A ascensão de Dario Carnevalli Durigan ao comando do Ministério da Fazenda representa a consolidação da lógica burocrática em detrimento da técnica econômica. Graduado em Direito pela USP e mestre em Direito Constitucional pela UnB, Durigan construiu sua carreira como advogado público e operador institucional. Atuou como procurador da AGU, assessor na Subchefia para Assuntos Jurídicos da Casa Civil no governo Dilma Rousseff e assessor especial de Fernando Haddad na Prefeitura de São Paulo. Antes de assumir a secretaria-executiva da Fazenda em 2023, e posteriormente o cargo de ministro com a saída de Haddad em março de 2026, atuava como diretor de políticas públicas do WhatsApp no Brasil.
O currículo de Durigan revela a figura clássica do articulador político-jurídico, treinado na engenharia normativa do Estado e na gestão de relações governamentais, mas desprovido de formação em ciência econômica, experiência em gestão de risco macroeconômico ou vivência na iniciativa privada produtiva. Colocar um operador de bastidores jurídicos à frente da política fiscal do país resultou na substituição da disciplina orçamentária por remendos tributários e retórica intervencionista.
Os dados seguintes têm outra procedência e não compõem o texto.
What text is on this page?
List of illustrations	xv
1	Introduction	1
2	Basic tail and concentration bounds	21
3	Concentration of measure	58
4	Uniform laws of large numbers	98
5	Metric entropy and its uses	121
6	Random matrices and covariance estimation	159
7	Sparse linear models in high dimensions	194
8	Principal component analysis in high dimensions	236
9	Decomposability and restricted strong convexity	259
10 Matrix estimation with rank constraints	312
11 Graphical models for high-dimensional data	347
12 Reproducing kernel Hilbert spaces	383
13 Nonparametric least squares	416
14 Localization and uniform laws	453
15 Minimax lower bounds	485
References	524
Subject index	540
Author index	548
Os dados oficiais do primeiro semestre da gestão de Dario Durigan na cabeça do Ministério da Fazenda confirmam o colapso do equilíbrio fiscal. A premissa de que a arrecadação cobriria a expansão descontrolada dos gastos públicos fracassou, e o resultado foi o rápido endividamento do Estado brasileiro:
Dívida Bruta em Escalada: A Dívida Bruta do Governo Geral (DBGG) atingiu a marca de R$ 10,9 trilhões em julho de 2026, alcançando 82,5% do PIB. O indicador subiu 0,6 ponto percentual em apenas seis meses de gestão Durigan, registrando o maior patamar de todo o terceiro mandato do governo federal.
Recorde Histórico da Dívida Líquida: A Dívida Líquida do Setor Público (DLSP) escalou para 69,1% do PIB, o maior valor registrado em toda a série histórica do Banco Central, iniciada em dezembro de 2001. Uma alta drástica de 2,4 pontos percentuais sob o comando do atual ministro.
Déficit Estrutural Contínuo: Sob as regras permissivas do Arcabouço Fiscal — que garantem o crescimento real das despesas acima da inflação —, o saldo estrutural das contas públicas manteve-se no vermelho, anulando os superávits registrados nos anos anteriores e acelerando a trajetória de insolvência fiscal.
Em vez de propor um plano de contenção real de despesas e enxugamento da máquina pública, a gestão de Durigan tem se notabilizado pela transferência de responsabilidade. Em declarações públicas, o ministro passou a sustentar que o endividamento do país não é causado pelo excesso de gastos governamentais, apontando a taxa básica de juros (Selic) e a política monetária do Banco Central como os verdadeiros "culpados" pela pressão nas contas públicas.
Trata-se de uma inversão elementar da lógica econômica. Os juros permanecem elevados justamente porque o mercado financeiro e os investidores internacionais exigem um prêmio de risco exorbitante diante da gastança desmedida, da falta de metas críveis de superávit e da fragilidade da regra fiscal. O juro alto não é a causa do endividamento; é a consequência direta do risco de calote e da inflação contratada pelo próprio governo.
O balanço de seis meses de Dario Durigan demonstra a inviabilidade de gerir a macroeconomia brasileira como uma extensão de consultoria jurídica ou balcão de negociação política. Ao focar em aumentar a arrecadação sobre o setor produtivo, conceder subsídios de crédito pontuais e empurrar passivos com a barriga, o Ministério da Fazenda sufoca o investimento privado e condena o país à estagnação econômica.
Sem a coragem de implementar cortes estruturais na despesa obrigatória e reconhecer os limites do Estado, a gestão atual transforma o Tesouro Nacional em um gerador contínuo de passivos. O resultado de seis meses de "operacionalismo jurídico" na Fazenda está estampado nos números: endividamento recorde, perda de credibilidade internacional e um custo social imenso cobrado diariamente do pagador de impostos.